Question 5.3: Draw a Lewis structure for SO4^2-, a polyatomic ion in which......

Step 1: Both S and O are Group VIA elements. Thus each of the atoms has 6 valence electrons. Two extra electrons are also present, which accounts for the -2 charge on the ion. The total electron count is 6 + 4(6) + 2 = 32.

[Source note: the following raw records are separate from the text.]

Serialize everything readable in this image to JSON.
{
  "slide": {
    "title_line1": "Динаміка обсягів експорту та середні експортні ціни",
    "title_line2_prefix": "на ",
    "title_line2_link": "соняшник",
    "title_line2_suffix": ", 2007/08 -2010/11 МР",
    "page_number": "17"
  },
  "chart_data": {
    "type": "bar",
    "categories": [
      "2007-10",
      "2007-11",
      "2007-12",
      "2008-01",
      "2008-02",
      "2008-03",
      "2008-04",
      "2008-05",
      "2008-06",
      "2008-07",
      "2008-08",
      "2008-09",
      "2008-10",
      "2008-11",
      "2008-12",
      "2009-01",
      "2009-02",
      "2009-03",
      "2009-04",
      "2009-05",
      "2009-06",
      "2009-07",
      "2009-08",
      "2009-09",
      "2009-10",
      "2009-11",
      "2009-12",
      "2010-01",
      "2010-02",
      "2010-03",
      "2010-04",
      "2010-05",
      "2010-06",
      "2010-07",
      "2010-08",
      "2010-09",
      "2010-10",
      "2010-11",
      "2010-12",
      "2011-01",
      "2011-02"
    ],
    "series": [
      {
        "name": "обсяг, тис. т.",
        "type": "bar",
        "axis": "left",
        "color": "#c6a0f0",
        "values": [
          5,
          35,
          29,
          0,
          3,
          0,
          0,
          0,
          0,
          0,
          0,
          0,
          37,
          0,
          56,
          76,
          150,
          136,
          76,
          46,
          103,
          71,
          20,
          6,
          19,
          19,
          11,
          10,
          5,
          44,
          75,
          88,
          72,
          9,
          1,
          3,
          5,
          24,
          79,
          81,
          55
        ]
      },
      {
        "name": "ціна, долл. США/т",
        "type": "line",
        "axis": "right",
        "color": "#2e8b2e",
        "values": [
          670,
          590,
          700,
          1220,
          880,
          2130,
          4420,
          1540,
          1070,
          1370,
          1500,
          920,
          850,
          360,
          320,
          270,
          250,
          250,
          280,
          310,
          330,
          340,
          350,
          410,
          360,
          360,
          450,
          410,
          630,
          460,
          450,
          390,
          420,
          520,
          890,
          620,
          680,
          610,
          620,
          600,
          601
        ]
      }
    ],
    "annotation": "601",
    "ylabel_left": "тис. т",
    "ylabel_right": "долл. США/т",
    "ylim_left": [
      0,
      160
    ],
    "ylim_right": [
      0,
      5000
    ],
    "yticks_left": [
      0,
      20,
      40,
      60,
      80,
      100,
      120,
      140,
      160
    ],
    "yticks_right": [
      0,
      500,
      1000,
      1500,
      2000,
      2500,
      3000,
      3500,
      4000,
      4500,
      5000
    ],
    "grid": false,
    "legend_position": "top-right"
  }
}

Step 2: Drawing the molecular skeleton with single covalent bonds between bonded atoms gives
\quad\quad\quad\quad \left[\begin{matrix} O\\ O:\overset{.\ .}{\underset{.\ .}{S}}:O\\O \end{matrix}\right]^{2-}
Step 3: Adding nonbonding electron pairs to give each oxygen atom an octet of electrons yields
\quad\quad\quad\quad \left[\begin{matrix}:\overset{.\ .}{O}:\\:\overset{.\ .}{\underset{.\ .}{O}}:\overset{.\ .}{\underset{.\ .}{S}}:\overset{.\ .}{\underset{.\ .}{O}}:\\:\underset{.\ .}{O}:\end{matrix}\right]^{2-}
Step 4: The Step 3 structure has 32 electrons, the total number available. No more electrons can be added to the structure, and indeed, none need to be added because the central S atom has an octet of electrons. There is no need to proceed to Step 5.